Beshears v. State, 254 So. 3d 1133 (2018)

Aug. 31, 2018 · District Court of Appeal of Florida, Fifth District · Case No. 5D16-4360
254 So. 3d 1133

Vantice L. BESHEARS, Appellant,
v.
STATE of Florida, Appellee.

Case No. 5D16-4360

District Court of Appeal of Florida, Fifth District.

Opinion filed August 31, 2018

James S. Purdy, Public Defender, and Nancy Ryan, Assistant Public Defender, Daytona Beach, for Appellant.

Pamela Jo Bondi, Attorney General, Tallahassee, and Rebecca Rock McGuigan, Assistant Attorney General, Daytona Beach, for Appellee.

PER CURIAM.

Appellant, Vantice L. Beshears, appeals his convictions of burglary of a structure, grand theft of an automobile, grand theft of property worth over $300, and driving without a valid license after a jury trial. Specifically, Appellant argues the trial *1134court erred when it denied his pro se motions to appoint an expert to evaluate a possible insanity defense after he was prescribed several medications while at the hospital the night before, and the night of, the offense. We agree and reverse.1

Appellant represented himself from the inception of this case. Several months before trial, Appellant filed a "Motion to Set Hearing (on) and (for) Motion for [Psych]ological Examination" itemizing his reasons for believing that he was legally insane at the time of the incident and requesting the appointment of an expert to assess the viability of an insanity defense at trial, to suppress any statements made, and to request an exam by a psychologist or neuropsychologist.

Two months later, and without a ruling on his motion, Appellant filed a second motion, again requesting appointment of an expert and referring to his original motion. Appellant then filed a third motion requesting a hearing on his previously filed motions for an expert to assist in the preparation of his insanity defense.

Three days before trial, the trial court denied Appellant's motions, reasoning:

A pro se defendant who was actually legally insane at the time of an offense would, virtually by definition, be unable to meaningfully consult with an expert in the preparation of a defense. The Court having observed and communicated with [Appellant] on two (2) different occasions in open court finds no basis to conclude that [Appellant] suffers from any mental infirmity other than an exceedingly grandiose, and misplaced, opinion of his own knowledge of the law and his abilities to act as a lawyer.

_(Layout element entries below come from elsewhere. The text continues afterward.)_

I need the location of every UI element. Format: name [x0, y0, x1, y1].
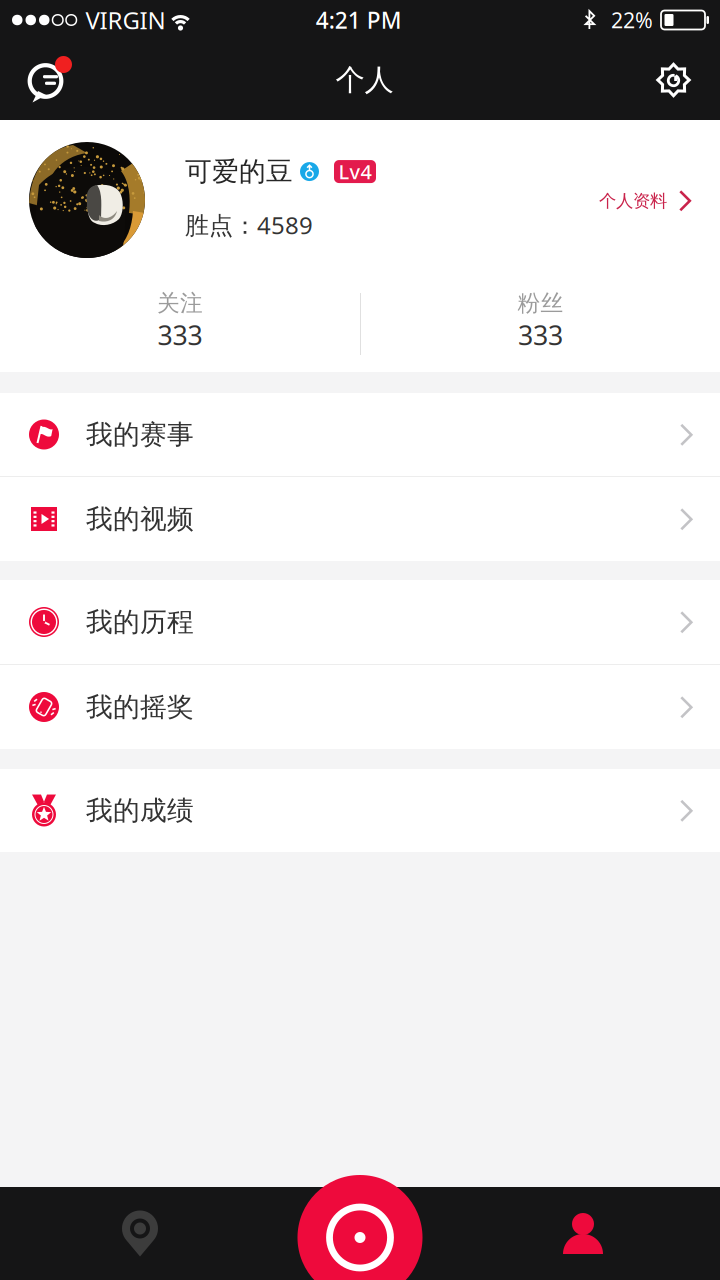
- button[interactable]: 我的摇奖: [0, 665, 720, 749]
- staticText: 4:21 PM: [316, 5, 402, 35]
- button[interactable]: 我的视频: [0, 477, 720, 561]
- button[interactable]: 关注: [0, 276, 360, 372]
- button[interactable]: Profile: [480, 1187, 720, 1280]
- staticText: 我的摇奖: [86, 691, 194, 723]
- staticText: 我的视频: [86, 503, 194, 535]
- staticText: 我的成绩: [86, 794, 194, 827]
- button[interactable]: Record: [298, 1175, 422, 1280]
- button[interactable]: 个人资料: [599, 143, 720, 253]
- staticText: 333: [158, 317, 202, 353]
- staticText: 我的赛事: [86, 418, 194, 451]
- button[interactable]: Settings: [638, 40, 720, 120]
- staticText: Lv4: [338, 158, 372, 185]
- button[interactable]: Nearby: [0, 1187, 240, 1280]
- staticText: 可爱的豆: [185, 155, 293, 188]
- staticText: VIRGIN: [86, 4, 166, 36]
- button[interactable]: 粉丝: [361, 276, 720, 372]
- staticText: 胜点：4589: [185, 209, 313, 241]
- button[interactable]: Record: [240, 1187, 480, 1280]
- button[interactable]: 我的成绩: [0, 769, 720, 852]
- button[interactable]: 我的历程: [0, 580, 720, 664]
- button[interactable]: Messages: [0, 40, 91, 120]
- staticText: 粉丝: [518, 289, 564, 317]
- staticText: 关注: [157, 289, 203, 317]
- button[interactable]: 我的赛事: [0, 393, 720, 476]
- staticText: 个人: [336, 62, 394, 98]
- staticText: 22%: [611, 6, 653, 34]
- staticText: 我的历程: [86, 606, 194, 638]
- staticText: 333: [518, 317, 563, 353]
- staticText: 个人资料: [599, 190, 667, 212]
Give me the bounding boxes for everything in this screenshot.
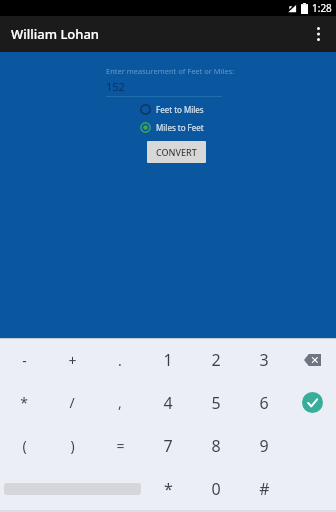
staticText: * — [20, 393, 28, 412]
staticText: 9 — [259, 435, 269, 457]
button[interactable]: Feet to Miles — [140, 104, 204, 115]
staticText: 0 — [211, 478, 221, 500]
button[interactable]: 0 — [192, 467, 240, 510]
staticText: 7 — [163, 435, 173, 457]
staticText: 2 — [211, 349, 221, 371]
staticText: / — [69, 393, 75, 412]
staticText: Miles to Feet — [156, 122, 204, 133]
button[interactable]: - — [0, 339, 48, 381]
staticText: CONVERT — [156, 146, 197, 158]
button[interactable]: Done — [288, 381, 336, 424]
button[interactable]: . — [96, 339, 144, 381]
staticText: 4 — [163, 392, 173, 414]
button[interactable]: ( — [0, 424, 48, 467]
button[interactable]: / — [48, 381, 96, 424]
button[interactable]: 3 — [240, 339, 288, 381]
button[interactable]: 1 — [144, 339, 192, 381]
staticText: 3 — [259, 349, 269, 371]
button[interactable]: More options — [300, 16, 336, 52]
staticText: William Lohan — [11, 25, 100, 43]
button[interactable]: , — [96, 381, 144, 424]
staticText: = — [116, 436, 125, 455]
staticText: 6 — [259, 392, 269, 414]
staticText: 5 — [211, 392, 221, 414]
button[interactable]: = — [96, 424, 144, 467]
button[interactable]: * — [0, 381, 48, 424]
staticText: ( — [22, 436, 27, 455]
staticText: 1:28 — [312, 1, 332, 15]
staticText: 8 — [211, 435, 221, 457]
staticText: ) — [70, 436, 75, 455]
button[interactable]: ) — [48, 424, 96, 467]
staticText: + — [68, 351, 77, 370]
staticText: # — [259, 478, 270, 500]
button[interactable]: CONVERT — [147, 141, 206, 163]
button[interactable]: 5 — [192, 381, 240, 424]
staticText: , — [118, 393, 122, 412]
button[interactable]: Miles to Feet — [140, 122, 204, 133]
button[interactable]: 6 — [240, 381, 288, 424]
button[interactable]: 2 — [192, 339, 240, 381]
button[interactable]: 8 — [192, 424, 240, 467]
staticText: Enter measurement of Feet or Miles: — [106, 66, 336, 76]
button[interactable]: Backspace — [288, 339, 336, 381]
staticText: . — [118, 351, 122, 370]
staticText: Feet to Miles — [156, 104, 204, 115]
button[interactable]: 4 — [144, 381, 192, 424]
staticText: 152 — [106, 79, 125, 94]
button[interactable]: 9 — [240, 424, 288, 467]
button[interactable]: * — [144, 467, 192, 510]
button[interactable]: Space — [0, 467, 144, 510]
button[interactable]: + — [48, 339, 96, 381]
button[interactable]: # — [240, 467, 288, 510]
staticText: 1 — [163, 349, 173, 371]
staticText: - — [22, 351, 27, 370]
button[interactable]: 7 — [144, 424, 192, 467]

Without an expert witness and unable to present an insanity defense, Appellant proceeded to trial where he was convicted as charged.

On appeal, Appellant argues that his prescription medications caused him to be legally insane on the night of the incident and that he was entitled to the appointment of an expert pursuant to Ake v. Oklahoma , 470 U.S. 68, 105 S.Ct. 1087, 84 L.Ed.2d 53 (1985), in order to develop this defense for trial. The State properly concedes that the denial of Appellant's motions was error, but argues that the error was harmless because Appellant was not taking the medications as prescribed. We conclude that the trial court erred and that the error was not harmless.

An indigent criminal defendant who makes a preliminary showing that his "sanity at the time of the offense" is likely to be a "significant factor" at trial is entitled to have access to independent psychiatric assistance. Ake , 470 U.S. at 82-83, 86-87, 105 S.Ct. 1087. A pro se defendant, pursuant to Ake ,2 need only make a preliminary showing and is obviously not required to present the trial court with a fully developed insanity defense before he or she is entitled to an appointed expert. In most cases, it would be difficult or impossible to fully develop and present an *1135insanity defense to the jury without the benefit of an expert. Id. at 80, 105 S.Ct. 1087 ("[T]he assistance of a psychiatrist may well be crucial to the defendant's ability to marshal his defense."). In this case, as the State concedes, Appellant made a sufficient preliminary showing to require appointment of an expert.

The State insists, however, that the error was harmless because Appellant was not taking his medications as prescribed. For instance, the State argues that there was evidence that Appellant was intoxicated at the time of his arrest and cites to medical websites for the proposition that Appellant's medications cannot be taken with alcohol.

While the State is correct that an insanity defense is unavailable to a defendant who consumes medications other than as prescribed, see, for example, Stimus v. State , 995 So.2d 1149, 1151 (Fla. 5th DCA 2008), there is simply no evidence in our record to support the State's contention. It is axiomatic that "[a]ppellate review is limited to the record as made before the trial court at the time of the entry of a final judgment or orders complained of." Rosenberg v. Rosenberg , 511 So.2d 593, 595 n.3 (Fla. 3d DCA 1987). The problem here, of course, is that the websites relied upon by the State do not appear in our record at all-let alone as evidence. As such, we are without authority to consider them and cannot conclude that the denial of Appellant's motions was harmless.

Accordingly, we reverse Appellant's sentences and convictions and remand for further proceedings.

REVERSED and REMANDED.

BERGER, EDWARDS and EISNAUGLE, JJ., concur.